In trauma, subtle changes in suture technique can significantly influence healing and complication rates.

Technique Tip
Simple Interrupted Suturing
Good suturing is built on fundamentals. This week's video demonstrates the principles of instrument handling, needle control, and consistent tissue approximation that underpin every surgical closure.
A practical tip is to let the needle do the work. Follow the curve of the needle through the tissue rather than forcing it in a straight line, minimising tissue trauma and producing more accurate wound edge approximation.
Building in Public
What Should a Great Thumbnail Look Like?
A thumbnail is the first thing people see before they ever hear the episode. It has to do a lot of work in a very small space. It should feel intriguing, easy to read, and true to the tone of the show.
We’ve been testing a few visual directions for our upcoming release and we’d love your take 👇



What Does the Evidence Say?
Square Knot vs Granny Knot
Additionally, knot security is not just about the knot type. It also depends on suture material and throw count. Studies in commonly used surgical sutures show that knot security varies with technique, material, and number of throws, and is not simply fixed by suture size. In practical terms, monofilaments are less forgiving and usually need more throws than braided sutures. Older comparative work also supports why the square knot remains the core teaching knot: it remains the benchmark against which modified knots are judged, even when a surgeon’s knot is chosen to improve initial friction in higher-tension situations.
Sources: (Lim, 2024); (Silver, 2016); (Muffly, 2014); (Avoine, 2016)
Articles of the Week
3 Interesting Articles with One-Sentence Summaries
The appropriate suture (monofilament vs braided, absorbable vs non-absorbable, barbed vs smooth) directly impacts tensile strength, infection risk, tissue reactivity, and scar quality, making it a key determinant of both healing and long-term aesthetic outcome.

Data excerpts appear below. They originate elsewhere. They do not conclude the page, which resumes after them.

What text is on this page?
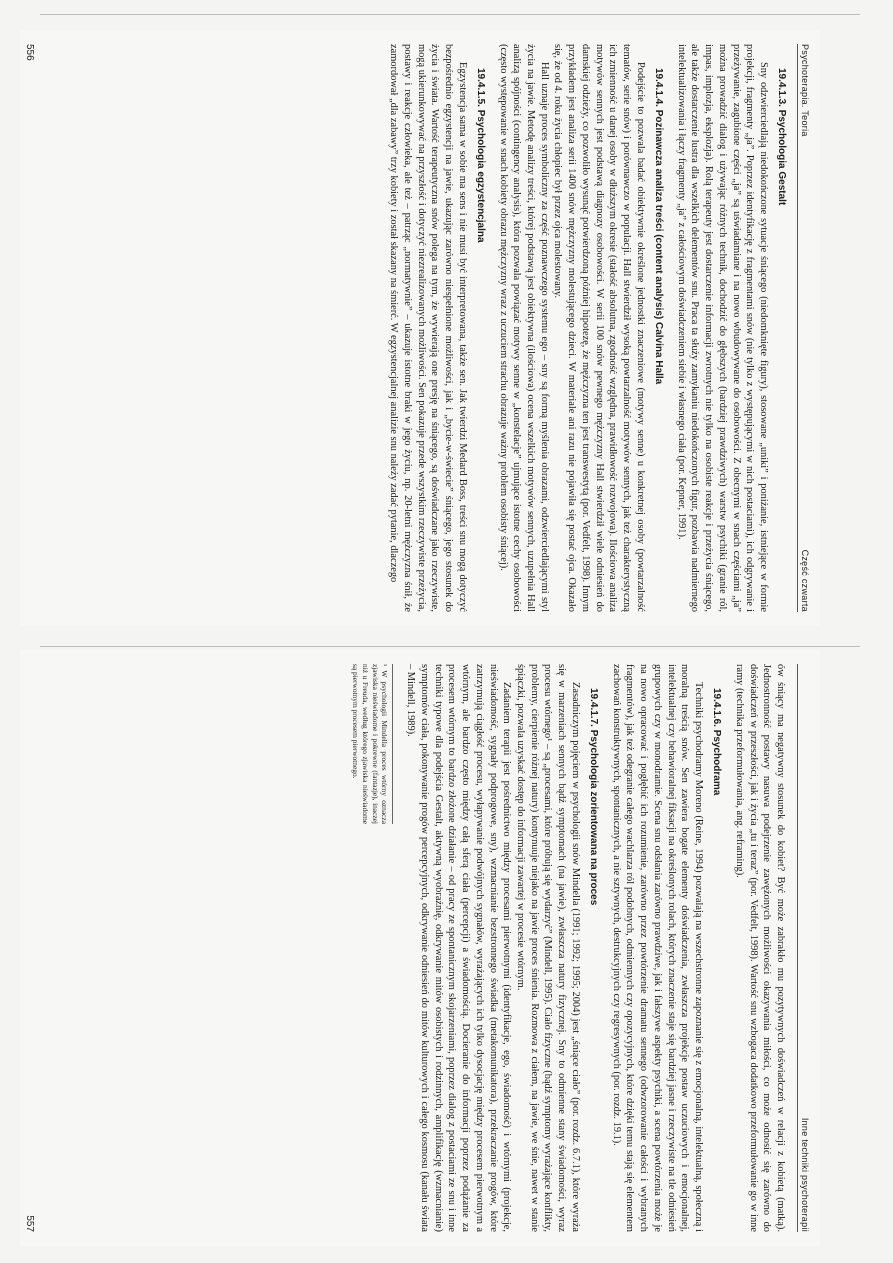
Psychoterapia. Teoria
Część czwarta
19.4.1.3. Psychologia Gestalt

Sny odzwierciedlają niedokończone sytuacje śniącego (niedomknięte figury), stosowane „uniki” i poniżanie, istniejące w formie projekcji, fragmenty „ja”. Poprzez identyfikację z fragmentami snów (nie tylko z występującymi w nich postaciami), ich odgrywanie i przeżywanie, zagubione części „ja” są uświadamiane i na nowo wbudowywane do osobowości. Z obecnymi w snach częściami „ja” można prowadzić dialog i używając różnych technik, dochodzić do głębszych (bardziej prawdziwych) warstw psychiki (granie ról, impas, implozja, eksplozja). Rolą terapeuty jest dostarczenie informacji zwrotnych nie tylko na osobiste reakcje i przeżycia śniącego, ale także dostarczenie lustra dla wszelkich delementów snu. Praca ta służy zamykaniu niedokończonych figur, pozbawia nadmiernego intelektualizowania i łączy fragmenty „ja” z całościowym doświadczeniem siebie i własnego ciała (por. Kepner, 1991).

19.4.1.4. Pozinawcza analiza treści (content analysis) Calvina Halla

Podejście to pozwala badać obiektywnie określone jednostki znaczeniowe (motywy senne) u konkretnej osoby (powtarzalność tematów, serie snów) i porównawczo w populacji. Hall stwierdził wysoką powtarzalność motywów sennych, jak też charakterystyczną ich zmienność u danej osoby w dłuższym okresie (stałość absolutna, zgodność względna, prawidłowość rozwojowa). Ilościowa analiza motywów sennych jest podstawą diagnozy osobowości. W serii 100 snów pewnego mężczyzny Hall stwierdził wiele odniesień do damskiej odzieży, co pozwoliło wysunąć potwierdzoną później hipotezę, że mężczyzna ten jest transwestytą (por. Vedfelt, 1998). Innym przykładem jest analiza serii 1400 snów mężczyzny molestującego dzieci. W materiale ani razu nie pojawiła się postać ojca. Okazało się, że od 4. roku życia chłopiec był przez ojca molestowany.

Hall uznaje proces symboliczny za część poznawczego systemu ego – sny są formą myślenia obrazami, odzwierciedlającymi styl życia na jawie. Metodę analizy treści, której podstawą jest obiektywna (ilościowa) ocena wszelkich motywów sennych, uzupełnia Hall analizą spójności (contingency analysis), która pozwala powiązać motywy senne w „konstelacje” ujmujące istotne cechy osobowości (często występowanie w snach kobiety obrazu mężczyzny wraz z uczuciem strachu obrazuje ważny problem osobisty śniącej).

19.4.1.5. Psychologia egzystencjalna

Egzystencja sama w sobie ma sens i nie musi być interpretowana, także sen. Jak twierdzi Medard Boss, treści snu mogą dotyczyć bezpośrednio egzystencji na jawie, ukazując zarówno niespełnione możliwości, jak i „bycie-w-świecie” śniącego, jego stosunek do życia i świata. Wartość terapeutyczna snów polega na tym, że wywierają one presję na śniącego, są doświadczane jako rzeczywiste, mogą ukierunkowywać na przyszłość i dotyczyć niezrealizowanych możliwości. Sen pokazuje przede wszystkim rzeczywiste przeżycia, postawy i reakcje człowieka, ale też – patrząc „normatywnie” – ukazuje istotne braki w jego życiu, np. 20-letni mężczyzna śnił, że zamordował „dla zabawy” trzy kobiety i został skazany na śmierć. W egzystencjalnej analizie snu należy zadać pytanie, dlaczego

556
Inne techniki psychoterapii

ów śniący ma negatywny stosunek do kobiet? Być może zabrakło mu pozytywnych doświadczeń w relacji z kobietą (matką). Jednostronność postawy nasuwa podejrzenie zawężonych możliwości okazywania miłości, co może odnosić się zarówno do doświadczeń w przeszłości, jak i życia „tu i teraz” (por. Vedfelt, 1998). Wartość snu wzbogaca dodatkowo przeformułowanie go w inne ramy (technika przeformułowania, ang. reframing).

19.4.1.6. Psychodrama

Techniki psychodramy Moreno (Reine, 1994) pozwalają na wszechstronne zapoznanie się z emocjonalną, intelektualną, społeczną i moralną treścią snów. Sen zawiera bogate elementy doświadczenia, zwłaszcza projekcje postaw uczuciowych i emocjonalnej, intelektualnej czy behawioralnej fiksacji na określonych rolach, których znaczenie staje się bardziej jasne i rzeczywiste na tle odniesień grupowych czy w monodramie. Scena snu odsłania zarówno prawdziwe, jak i fałszywe aspekty psychiki, a scena powtórzenia może je na nowo opracować i pogłębić ich rozumienie, zarówno przez powtórzenie dramatu sennego (odwzorowanie całości i wybranych fragmentów), jak też odegranie całego wachlarza ról podobnych, odmiennych czy opozycyjnych, które dzięki temu stają się elementem zachowań konstruktywnych, spontanicznych, a nie sztywnych, destrukcyjnych czy regresywnych (por. rozdz. 19.1).

19.4.1.7. Psychologia zorientowana na proces

Zasadniczym pojęciem w psychologii snów Mindella (1991; 1992; 1995; 2004) jest „śniące ciało” (por. rozdz. 6.7.1), które wyraża się w marzeniach sennych bądź symptomach (na jawie), zwłaszcza natury fizycznej. Sny to odmienne stany świadomości, wyraz procesu wtórnego¹ – są „procesami, które próbują się wydarzyć” (Mindell, 1995). Ciało fizyczne (bądź symptomy wyrażające konflikty, problemy, cierpienie różnej natury) kontynuuje niejako na jawie proces śnienia. Rozmowa z ciałem, na jawie, we śnie, nawet w stanie śpiączki, pozwala uzyskać dostęp do informacji zawartej w procesie wtórnym.

Zadaniem terapii jest pośrednictwo między procesami pierwotnymi (identyfikacje, ego, świadomość) i wtórnymi (projekcje, nieświadomość, sygnały podprogowe, sny), wzmacnianie bezstronnego świadka (metakomunikatora), przekraczanie progów, które zatrzymują ciągłość procesu, wyłapywanie podwójnych sygnałów, wyrażających ich tylko dysocjację między procesem pierwotnym a wtórnym, ale bardzo często między całą sferą ciała (percepcji) a świadomością. Docieranie do informacji poprzez podążanie za procesem wtórnym to bardzo złożone działanie – od pracy ze spontanicznym skojarzeniami, poprzez dialog z postaciami ze snu i inne techniki typowe dla podejścia Gestalt, aktywną wyobraźnię, odkrywanie mitów osobistych i rodzinnych, amplifikację (wzmacnianie) symptomów ciała, pokonywanie progów percepcyjnych, odkrywanie odniesień do mitów kulturowych i całego kosmosu (kanału świata – Mindell, 1989).

¹ W psychologii Mindella proces wtórny oznacza zjawiska nieświadome i pokrewne (fantazje), inaczej niż u Freuda, według którego zjawiska nieświadome są pierwotnym procesem pierwotnego.

557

Rather than a single plate boundary, Tectonic “Sutures” are often a complex, multi-layered zone of deformation with multiple “mini-sutures,” reactivated crust, and distributed strain, making reconstruction of past continental positions far less straightforward than textbook descriptions.
This meta-analysis suggests staple closure in orthopaedic surgery may carry a 3-4× higher risk of superficial wound infection compared to sutures (particularly in hip procedures), challenging the assumption that faster closure equals equivalent outcomes.